Bei der genannten Anspruchsvoraussetzung handelt es sich um ein negatives Tatbestandsmerkmal, welches uneingeschränkter gerichtlicher Kontrolle unterliegt und dessen Vorliegen vom Dienstherrn darzulegen und gegebenenfalls zu beweisen ist.

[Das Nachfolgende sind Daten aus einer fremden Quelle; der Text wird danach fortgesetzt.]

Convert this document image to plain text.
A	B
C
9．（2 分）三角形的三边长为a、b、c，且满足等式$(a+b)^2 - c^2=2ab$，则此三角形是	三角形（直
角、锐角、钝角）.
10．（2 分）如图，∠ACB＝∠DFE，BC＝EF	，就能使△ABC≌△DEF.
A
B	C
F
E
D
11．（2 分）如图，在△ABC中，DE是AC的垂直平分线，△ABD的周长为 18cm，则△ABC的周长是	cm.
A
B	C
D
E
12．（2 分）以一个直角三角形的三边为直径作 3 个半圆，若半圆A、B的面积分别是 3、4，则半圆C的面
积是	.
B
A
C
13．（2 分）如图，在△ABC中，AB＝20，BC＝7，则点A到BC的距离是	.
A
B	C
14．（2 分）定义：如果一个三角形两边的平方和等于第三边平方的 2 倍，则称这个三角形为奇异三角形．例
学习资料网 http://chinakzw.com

Wann zwingende dienstliche Gründe vorliegen, kann dem Gesetz nicht ohne weiteres entnommen werden. Es bedarf mithin einer Auslegung, welche unter Orientierung namentlich am Wortlaut ("zwingend"), am systematischen Zusammenhang (u.a. strikte zeitliche Begrenzung des Rechtsanspruchs des Betroffenen) sowie an der Zweck- und Zielsetzung der Regelung (Verstärkung des Grundsatzes "Rehabilitation und Versorgung" unter Vermeidung von Versorgungslasten, Ausrichtung am beamtenrechtlichen Lebenszeitprinzip sowie an der Alimentations- und Fürsorgepflicht des Dienstherrn gegenüber dem wieder dienstfähig gewordenen Beamten) im Ergebnis dazu führt, dass das Merkmal eher eng, d.h. einschränkend zu Lasten des Dienstherrn auszulegen ist. Hiervon ausgehend stehen der Reaktivierung - jedenfalls soweit es um sog. objektive Gründe aus dem Bereich der Verwaltung des Dienstherrn geht - nur dann dienstliche Gründe entgegen, wenn in den Erfordernissen des Dienstbetriebs liegende Gründe, deren Beachtung wegen ihrer besonderen Bedeutung für die Aufrechterhaltung und/oder Ordnung des Dienstbetriebes alternativlos ist, die Wiederberufung des Beamten ausschließen.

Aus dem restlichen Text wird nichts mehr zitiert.